Harpos Concert Theatre, on Harper Avenue near Outer Drive, is among Detroit’s longest-running music nightspots. Since the 1980s, the club has been best known for its emphasis on hard rock, metal and punk, regularly featuring both touring acts and local artists.
Black metal, a style that originated in Europe in the ’80s, has come under fire through the decades for extreme imagery and lyrics involving occultism and nihilism. Some bands have been accused of Nazi sympathies, though many supporters of the genre have shunned those groups while defending the aggressive music as a form of fantasy escapism.
Stevanovski and Dzajkovskalt wrote in a Monday social media post that Saturday’s concert did “not reflect our values, or that of our community.”
“We are truly sorry and are holding ourselves and others involved accountable,” they said.
Dzajkovskalt added: “As a Black venue owner, I fully understand that hate and racism comes in all forms and skin tones. Therefore, my race/ethnicity is no defense or excuse for my ignorance in not knowing.”
The couple emphasized those points in a conversation with the Free Press, saying they regretted not researching the band lineup ahead of the show.

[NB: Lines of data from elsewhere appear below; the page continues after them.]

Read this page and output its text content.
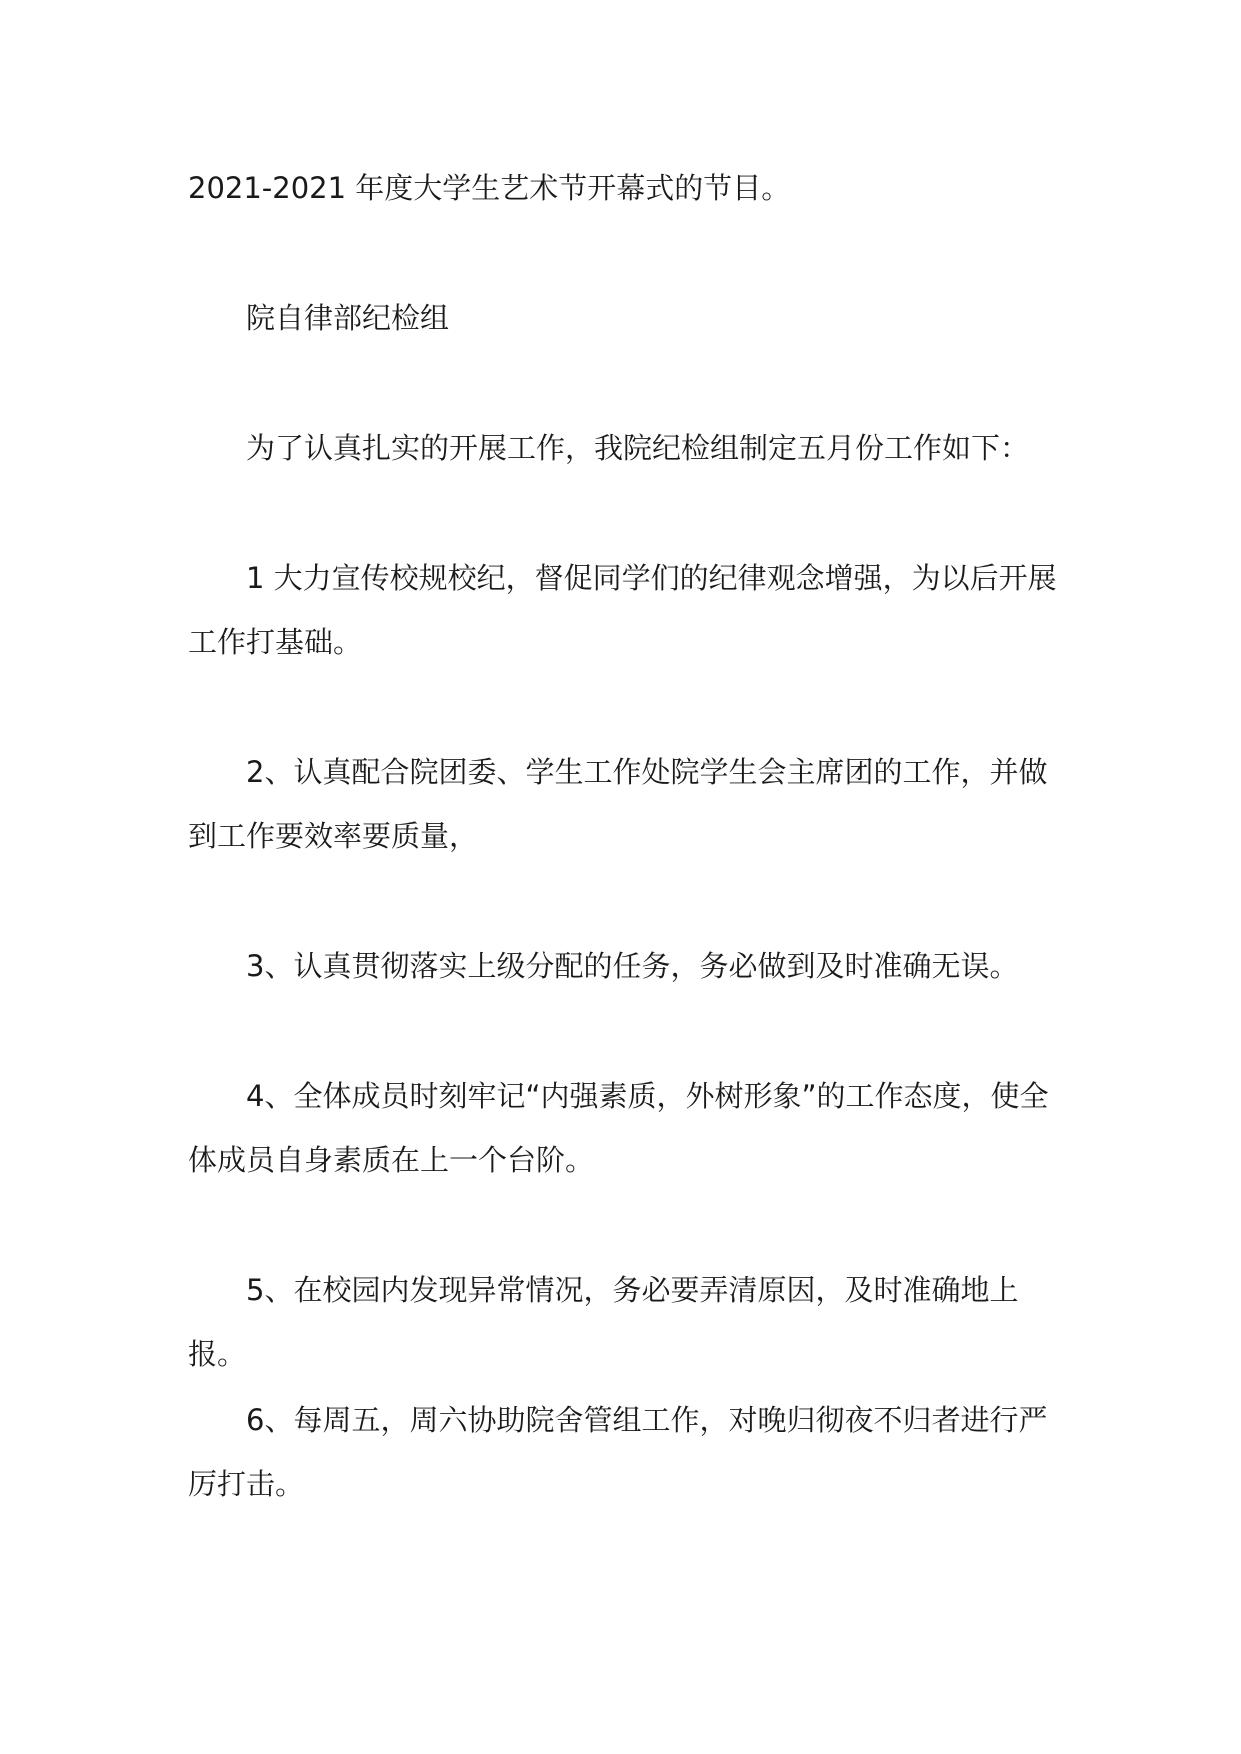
2021-2021 年度大学生艺术节开幕式的节目。

院自律部纪检组

为了认真扎实的开展工作，我院纪检组制定五月份工作如下：

1 大力宣传校规校纪，督促同学们的纪律观念增强，为以后开展工作打基础。

2、认真配合院团委、学生工作处院学生会主席团的工作，并做到工作要效率要质量，

3、认真贯彻落实上级分配的任务，务必做到及时准确无误。

4、全体成员时刻牢记“内强素质，外树形象”的工作态度，使全体成员自身素质在上一个台阶。

5、在校园内发现异常情况，务必要弄清原因，及时准确地上报。

6、每周五，周六协助院舍管组工作，对晚归彻夜不归者进行严厉打击。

“Metal is metal to me — I didn’t even know a genre like that was out there,” Dzajkovskalt said. “I never expected someone would do something like this at the venue, especially in Detroit. Would it make sense for us to take a show like that after trying to rebuild this venue for eight years? I would never have an event like that here.”
Still, as word of the aborted Saturday show spread online, Harpos faced widespread criticism and vows of boycotts.
Stevanovski said the situation had left him distraught.
“I’ve been involved with Detroit venues for 45 years. I’ve never had an incident like this in my entire career.” said Stevanovski, who founded the original Blondie’s nightspot on 7 Mile and a later, revived version of the club on Fort Street. “We don’t want this place to become another parking lot. Now this comes.”